Regions with significant populations | |
---|---|
Russia | 394 000 (2010) |
Russian Soviet Federative Socialist Republic | 842 000 (1989) |
Union of Soviet Socialist Republics | 2 039 000 (1989) |
Languages | |
German, Russian, Mennonite Low German, Swabian German | |
Religion | |
Historically Protestant and Catholic, also and currently more Eastern Orthodox |
Russia Germans or Germans from Russia (German: Russlanddeutsche, literally "Russia Germans"; Russian: российские немцы, romanized: rossiyskiye nemtsy or русские немцы, literally "Russian Germans"), are ethnic Germans or their descendants who were born in Russia or in the Soviet Union. The term Russlanddeutsche – literally "Russia Germans" in German – is often mistranslated as "Russian-Germans."
After the dissolution of the Soviet Union, many Russia Germans immigrated to Germany, benefiting from the German law that recognizes citizenship to ethnic Germans who arrived in the territory as late ethnic Germans resettlers (German: Spätaussiedler).[1]

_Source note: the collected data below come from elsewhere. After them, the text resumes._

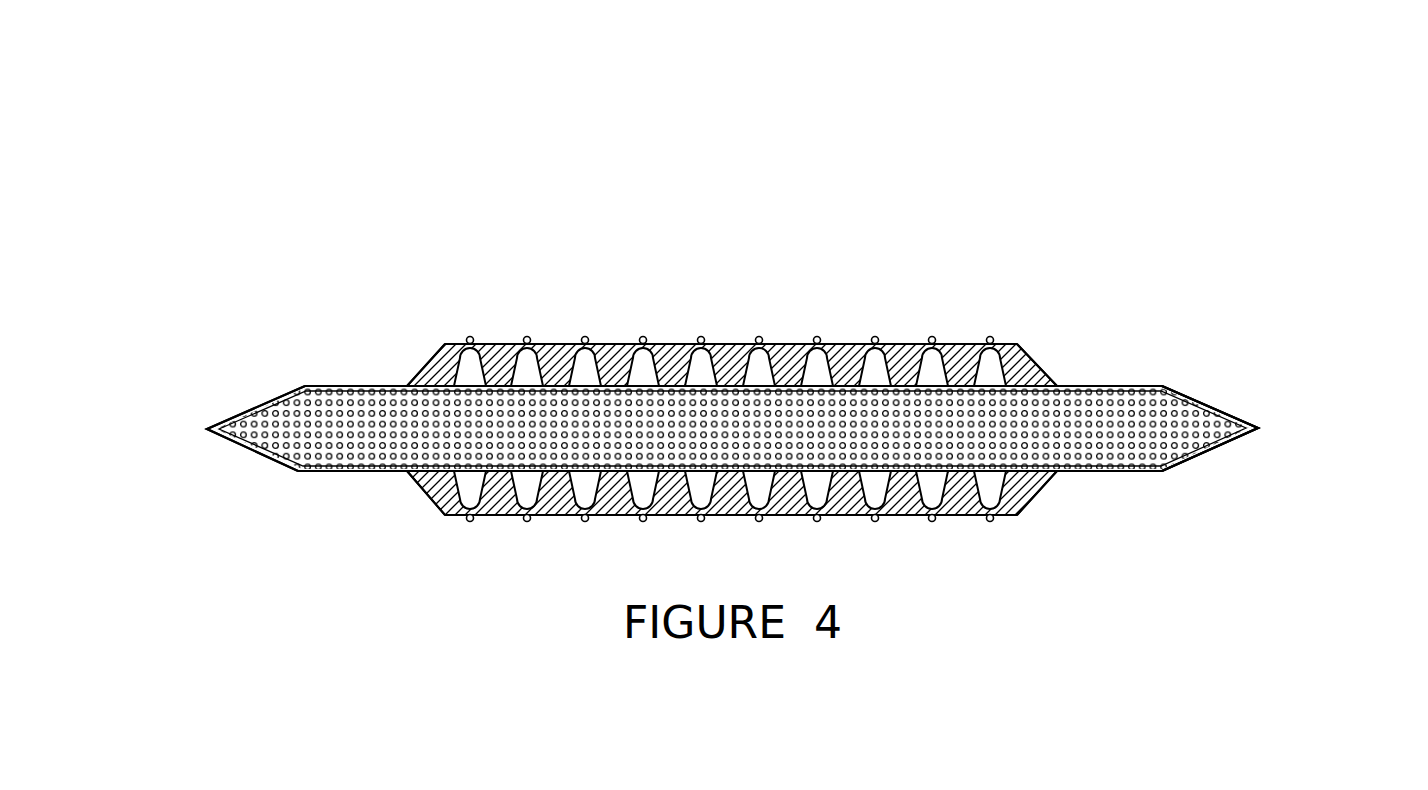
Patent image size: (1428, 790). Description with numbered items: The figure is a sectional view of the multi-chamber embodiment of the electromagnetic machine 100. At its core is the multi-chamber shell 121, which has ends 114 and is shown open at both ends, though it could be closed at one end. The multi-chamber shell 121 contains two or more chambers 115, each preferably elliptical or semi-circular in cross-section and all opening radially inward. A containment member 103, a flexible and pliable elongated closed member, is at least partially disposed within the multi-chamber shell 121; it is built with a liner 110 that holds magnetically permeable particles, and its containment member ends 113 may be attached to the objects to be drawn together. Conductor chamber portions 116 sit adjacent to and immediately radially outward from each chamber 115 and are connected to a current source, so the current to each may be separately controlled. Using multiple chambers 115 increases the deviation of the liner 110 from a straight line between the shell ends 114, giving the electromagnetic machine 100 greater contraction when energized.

The electromagnetic machine 100 is at (838, 128).
The containment member 103 is at (307, 385).
The liner 110 is at (1200, 400).
The containment member ends 113 is at (207, 430).
The ends 114 is at (408, 384).
The chambers 115 is at (552, 343).
The conductor chamber portions 116 is at (585, 522).
The multi-chamber shell 121 is at (840, 343).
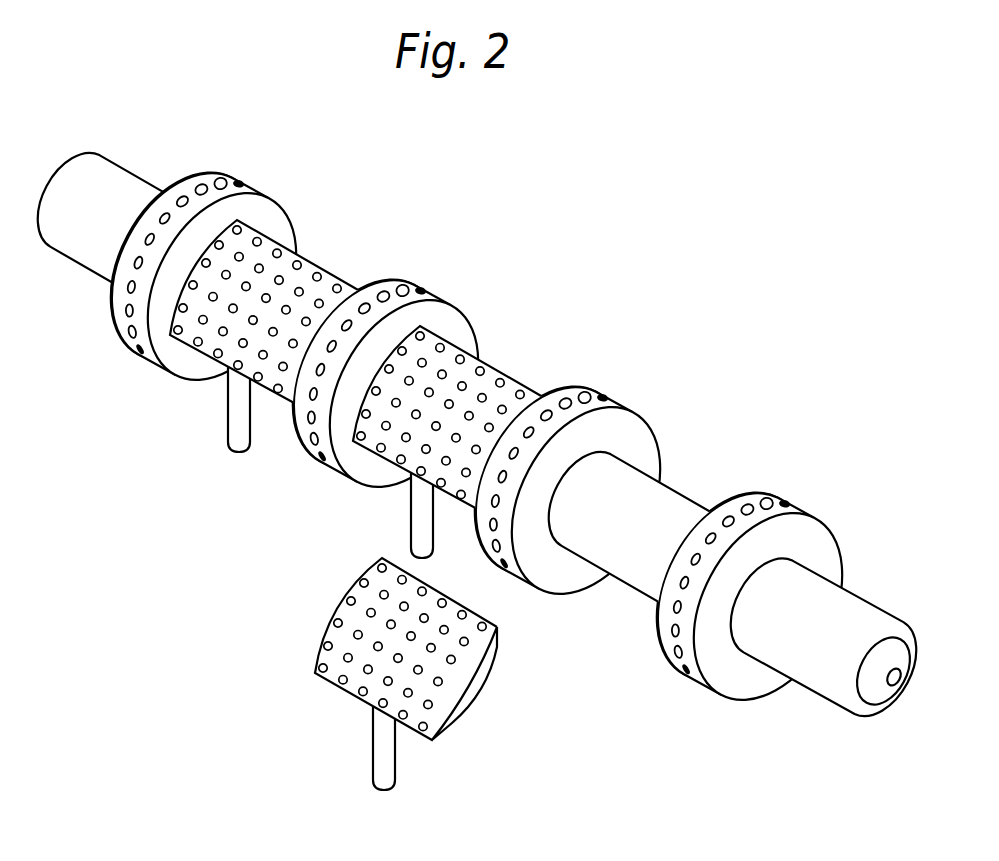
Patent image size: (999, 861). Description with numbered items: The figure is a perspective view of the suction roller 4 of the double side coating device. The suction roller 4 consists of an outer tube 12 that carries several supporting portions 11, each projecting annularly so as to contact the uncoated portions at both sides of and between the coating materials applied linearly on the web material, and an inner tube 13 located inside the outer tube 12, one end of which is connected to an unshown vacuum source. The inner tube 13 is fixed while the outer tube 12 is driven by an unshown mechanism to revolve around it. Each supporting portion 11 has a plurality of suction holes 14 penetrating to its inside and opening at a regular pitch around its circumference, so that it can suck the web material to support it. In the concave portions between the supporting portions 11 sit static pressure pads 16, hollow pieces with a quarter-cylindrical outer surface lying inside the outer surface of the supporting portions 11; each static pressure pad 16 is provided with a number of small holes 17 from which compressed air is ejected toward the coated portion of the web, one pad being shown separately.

The suction roller 4 is at (504, 442).
The supporting portion 11 is at (477, 410).
The outer tube 12 is at (850, 652).
The inner tube 13 is at (893, 690).
The suction hole 14 is at (458, 395).
The static pressure pad 16 is at (362, 455).
The small hole 17 is at (295, 544).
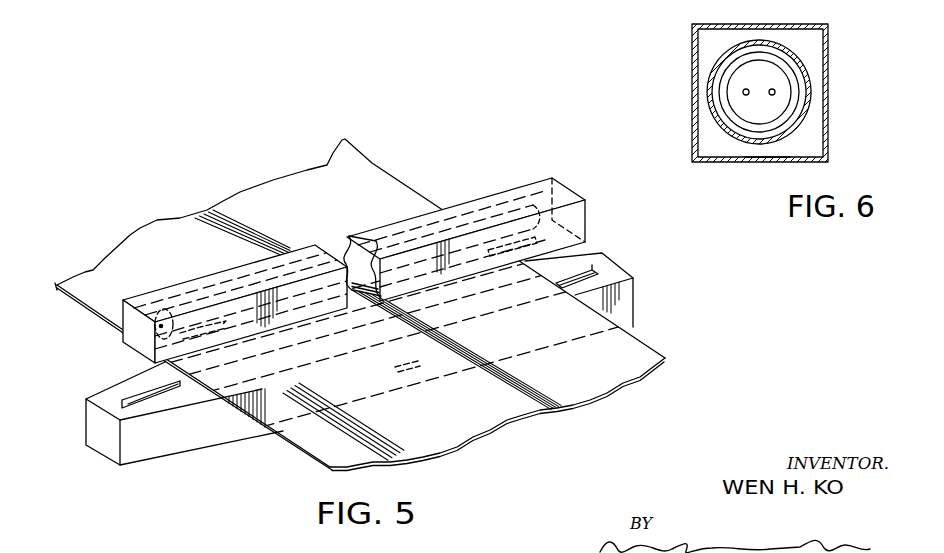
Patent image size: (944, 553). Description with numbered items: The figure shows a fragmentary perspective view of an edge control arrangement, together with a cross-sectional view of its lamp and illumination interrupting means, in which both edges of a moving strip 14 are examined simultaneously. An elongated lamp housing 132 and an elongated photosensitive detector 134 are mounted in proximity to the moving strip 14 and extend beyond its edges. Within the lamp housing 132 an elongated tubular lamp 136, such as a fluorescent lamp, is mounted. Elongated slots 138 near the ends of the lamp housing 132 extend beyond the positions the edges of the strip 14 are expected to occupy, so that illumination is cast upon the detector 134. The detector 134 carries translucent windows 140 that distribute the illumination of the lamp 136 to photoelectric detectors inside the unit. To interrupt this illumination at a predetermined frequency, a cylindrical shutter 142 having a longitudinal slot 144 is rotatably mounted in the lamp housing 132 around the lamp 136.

In FIG. 5, the moving strip 14 is at (376, 176).
In FIG. 5, the lamp housing 132 is at (167, 293).
In FIG. 6, the lamp housing 132 is at (827, 112).
In FIG. 5, the photosensitive detector 134 is at (141, 453).
In FIG. 5, the tubular lamp 136 is at (347, 254).
In FIG. 6, the tubular lamp 136 is at (780, 80).
In FIG. 5, the elongated slots 138 is at (158, 364).
In FIG. 6, the elongated slots 138 is at (768, 158).
In FIG. 5, the translucent windows 140 is at (165, 395).
In FIG. 6, the shutter 142 is at (797, 128).
In FIG. 6, the longitudinal slot 144 is at (790, 48).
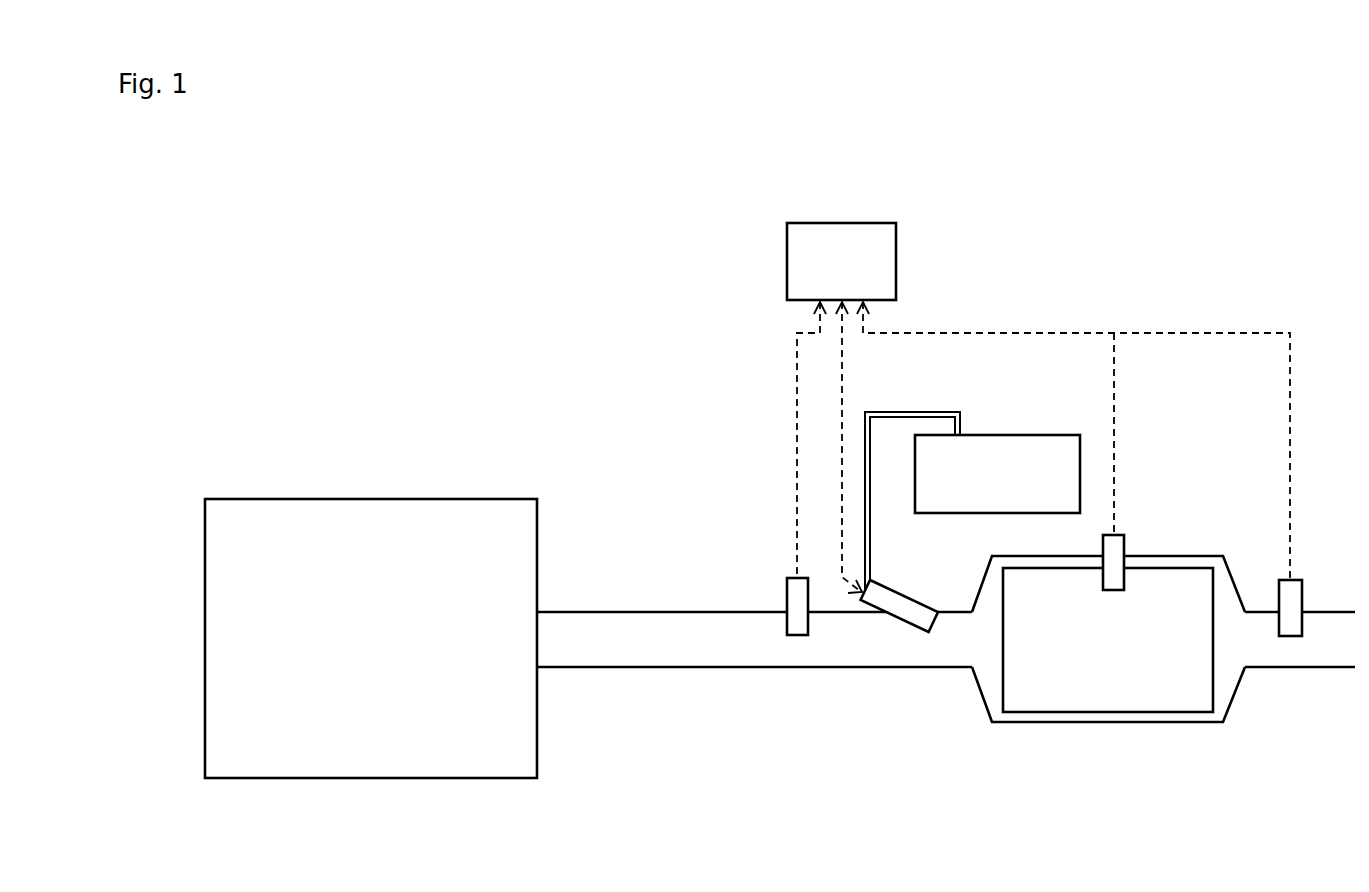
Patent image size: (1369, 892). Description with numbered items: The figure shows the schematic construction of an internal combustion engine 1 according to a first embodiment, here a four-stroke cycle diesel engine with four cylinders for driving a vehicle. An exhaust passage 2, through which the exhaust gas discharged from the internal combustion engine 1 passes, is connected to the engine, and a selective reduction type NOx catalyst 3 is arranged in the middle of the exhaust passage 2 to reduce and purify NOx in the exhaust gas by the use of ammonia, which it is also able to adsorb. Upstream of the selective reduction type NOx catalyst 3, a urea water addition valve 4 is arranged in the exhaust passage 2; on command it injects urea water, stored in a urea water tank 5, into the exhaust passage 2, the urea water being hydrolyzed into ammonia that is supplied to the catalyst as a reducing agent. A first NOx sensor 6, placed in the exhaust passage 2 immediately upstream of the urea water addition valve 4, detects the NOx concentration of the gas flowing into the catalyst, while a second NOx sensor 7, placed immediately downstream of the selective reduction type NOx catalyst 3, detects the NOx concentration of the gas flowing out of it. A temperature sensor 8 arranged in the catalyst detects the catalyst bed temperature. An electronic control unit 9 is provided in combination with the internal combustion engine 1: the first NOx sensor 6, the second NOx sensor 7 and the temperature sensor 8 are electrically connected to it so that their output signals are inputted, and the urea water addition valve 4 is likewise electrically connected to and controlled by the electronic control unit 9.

Russia Germans can receive a more specific name according to where and when they settled. For example, an ethnic German born in a village in Odesa is a Ukraine German, a Black Sea German and a Russia German (the former Russian Empire). Alternatively, the Germans of Odesa belong to the group of the Germans of Ukraine, of the Black Sea, of Russia, and, less specifically, of Eastern Europe.
The most populous division are the Volga Germans.
During the advance of the Red Army in the course of World War II, many Black Sea Germans, who had fallen under National Socialist dominion, were relocated by the Nazi SS to Warthegau. They received German citizenship ("administrative resettlers"), but after the end of the war they were forcibly repatriated to Russia. Only in the context of Ostpolitik could more than 70,000 Russian Germans move to Germany in the 1970s and 1980.[2]
With the collapse of the Soviet Union, voluntary migration skyrocketed and the term "return" became common. Since middle of the 1980 more than 2.3 million have emigrated to Germany.[3] The resettlers and late emigres who arrived after the dissolution of the USSR were comparatively well integrated; in 2010 the Swiss journal Neue Zürcher Zeitung called the will to integrate "exemplary",[4] though views conflict on the social and cultural integration of Russia Germans. Men work more often than average in manufacturing and construction, and women often work in marginal employment. Overall, with all family members have taken together, the income distribution of Russia German households is similar to that of the non-immigrant population.[5]
When the Ruso-German relationship deteriorated after 2014, declining further since the 2015 start of the refugee crisis in Germany, many Russia Germans felt unfairly treated and unwelcome.[6] Russia had begun to attack Western democracies with propaganda. In the Russian media often consumed by Russia Germans, a mood was set against Chancellor Merkel and neo-fascism was presented as Germany's main characteristic.[7] In 2017, for the first time since 2004, the Federal Agency for Civic Education provided voting advice in Russian.[8] Russia German families had not spoken German over fear of discrimination after the Second World War, but had never learned to form a free opinion, according to the Russia German journalist Ella Schindler. Some withdrew "into the well-known Soviet past" and familiar simple explanatory patterns offered by Russian television.[9]